Kündigung von Betriebsräten:Der Rausschmeißer

Kündigung von Betriebsräten: Helmut Naujoks schrieb die Bücher "Die Kündigung von Unkündbaren" und "Schwarzbuch Betriebsrat". Ein Richter sagt über ihn: "Er gehört in die Kategorie der Halbseidenen."

Helmut Naujoks schrieb die Bücher "Die Kündigung von Unkündbaren" und "Schwarzbuch Betriebsrat". Ein Richter sagt über ihn: "Er gehört in die Kategorie der Halbseidenen."

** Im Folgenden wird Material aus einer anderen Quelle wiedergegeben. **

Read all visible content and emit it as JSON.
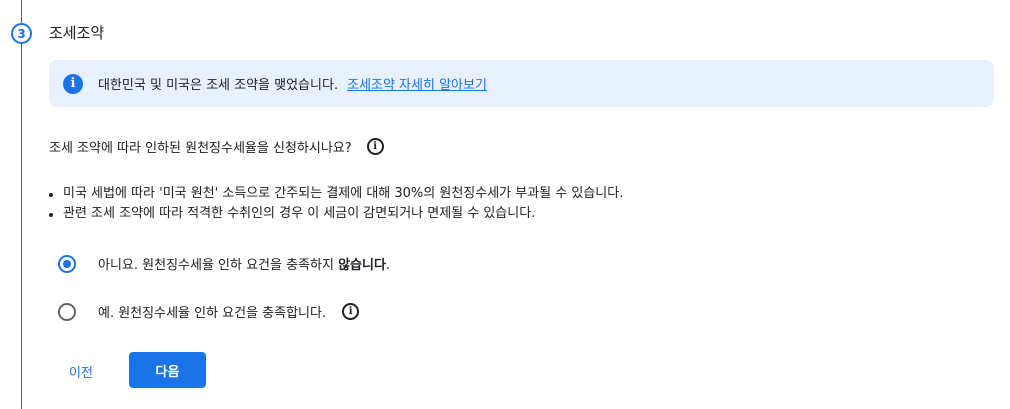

(Foto: Müller-Stauffenberg/imago)
  • Der Rechtsanwalt Helmut Naujoks inszeniert sich wie keiner seiner Berufskollegen als Freiheitskämpfer für scheinbar von Betriebsräten unterdrückte Arbeitgeber.
  • Ein Detektiv berichtete zuletzt, mit welch dubiosen Methoden Naujoks seinen Auftraggebern dabei half, Mitarbeiter loszuwerden.
  • Nun wenden sich die ersten Auftraggeber von Naujoks ab.

Von Uwe Ritzer

Helmut Naujoks ist zweifellos eine markante Erscheinung. Wenn er einen Gerichtssaal betritt, zieht er sofort die Blicke auf sich. Ein Bär von einem Mann, das lange, graue Haar streng nach hinten gegelt, der Blick bevorzugt finster. Wuchtige Auftritte gehören zum Image, das er sich in gut anderthalb Jahrzehnten aufgebaut hat. Naujoks ist Rechtsanwalt von Beruf und er inszeniert sich wie keiner seiner Berufskollegen als Freiheitskämpfer für scheinbar von Betriebsräten unterdrückte Arbeitgeber. Denen, die sich dafür halten, gilt er als eine Art letzter Nothelfer, der Kerl für die ganz harten Schlachten.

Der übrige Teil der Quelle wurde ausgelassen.